Jerry later supplied me with this information: The course is called "The Foundations Course" at Centers for Attitudinal Healing across the country. It is part of their volunteer training. The course was very important to him because it focused on love and other positive emotions rarely dealt with in therapy and because it was all 'experiential' exercises: not just talking about but doing. The person who usually teaches the course in Austin is Carolyn Blankenship, of Austin (Wife of Monty Northrup). The person who oversaw the experiential exercises for dealing with the so-called negative emotions in his life was Mary Jo Bjornistal, also of Austin (Her company was called Options). Another source for experiential exercises of this type would be the chief therapists at In-patient Centers for Chemical Dependence.

-- He has a pile of rocks behind his house and sometimes he will throw them to burn off anger. He also releases tension by chopping wood with a hatchet while he shouts out whatever comes to mind. He had me squeeze his two fingers together, telling me to squeeze as hard I as could, to show that you could release energy directly towards someone without hurting them. I tried this later on my own two fingers, squeezing a little harder than I did with him, and I found out it does hurt a little, so I would suggest just squeezing one (by making a fist around it and leaving your thumb on the outside of your fingers.)

-- He said it was alright to weblish details about his personal life, in fact he had gone on TV to tell about being raped when he was a child.
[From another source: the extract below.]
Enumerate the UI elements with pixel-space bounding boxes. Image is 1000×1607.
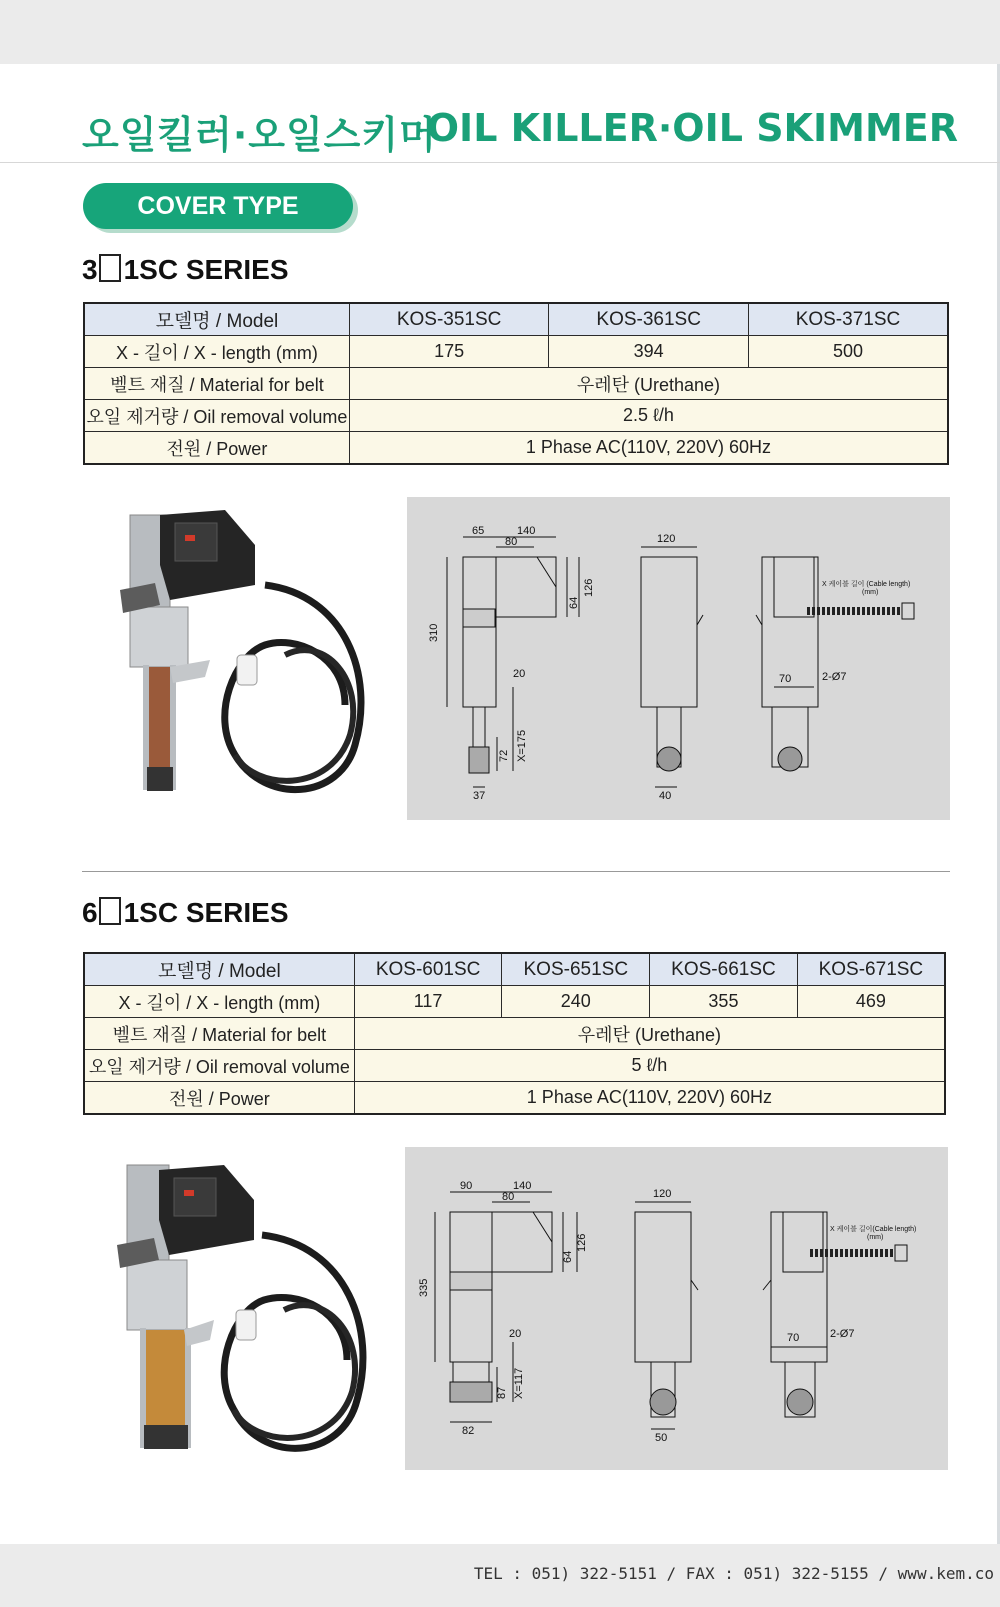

He believes that each time we tell our story it has a healing affect on us and it releases the unhealthy energy we have been holding inside.

-- He said Goleman's book brought legitimacy to the work that he was already doing with the students and their emotions.

-- He told me of a study done with rats where they are raised on crushed glass which hurts their feet. When they had an option to go over to a cage with a normal they returned to the cage they were used to. And he told me of another story of a polar bear that was transferred to the Denver zoo before they had a place ready for it, so they put it into a small cage where it paced back and forth. When later they gave it much more space of its own, it continued to pace back and forth as if still in the small cage. We then talked about the story of a man who put a pumpkin seed in a glass bottle and how the pumpkin grew to fit the shape of the bottle. Then Jerry said, but with a family system, the child takes on the psychological shape of the parent's glass bottle. In other words, metaphorically, this would mean the next generation would grow to be the shape of the bottle, without actually being inside any bottle at all, or even knowing the parent pumpkin was ever in a bottle, or that there was anything abnormal about this.

-- So that ends the notes from our conversation. We talked about many more things, but that is a bit of a sample. I felt inspired, encouraged and stimulated when the afternoon was over. Oh, yes, he also told me that when he was in college, in 1963, he was kicked out of Amherst for having a girl in his room! Another student reported him and the police unlocked his door and walked in without knocking around 1 in the morning and he was given 24 hours to leave the school.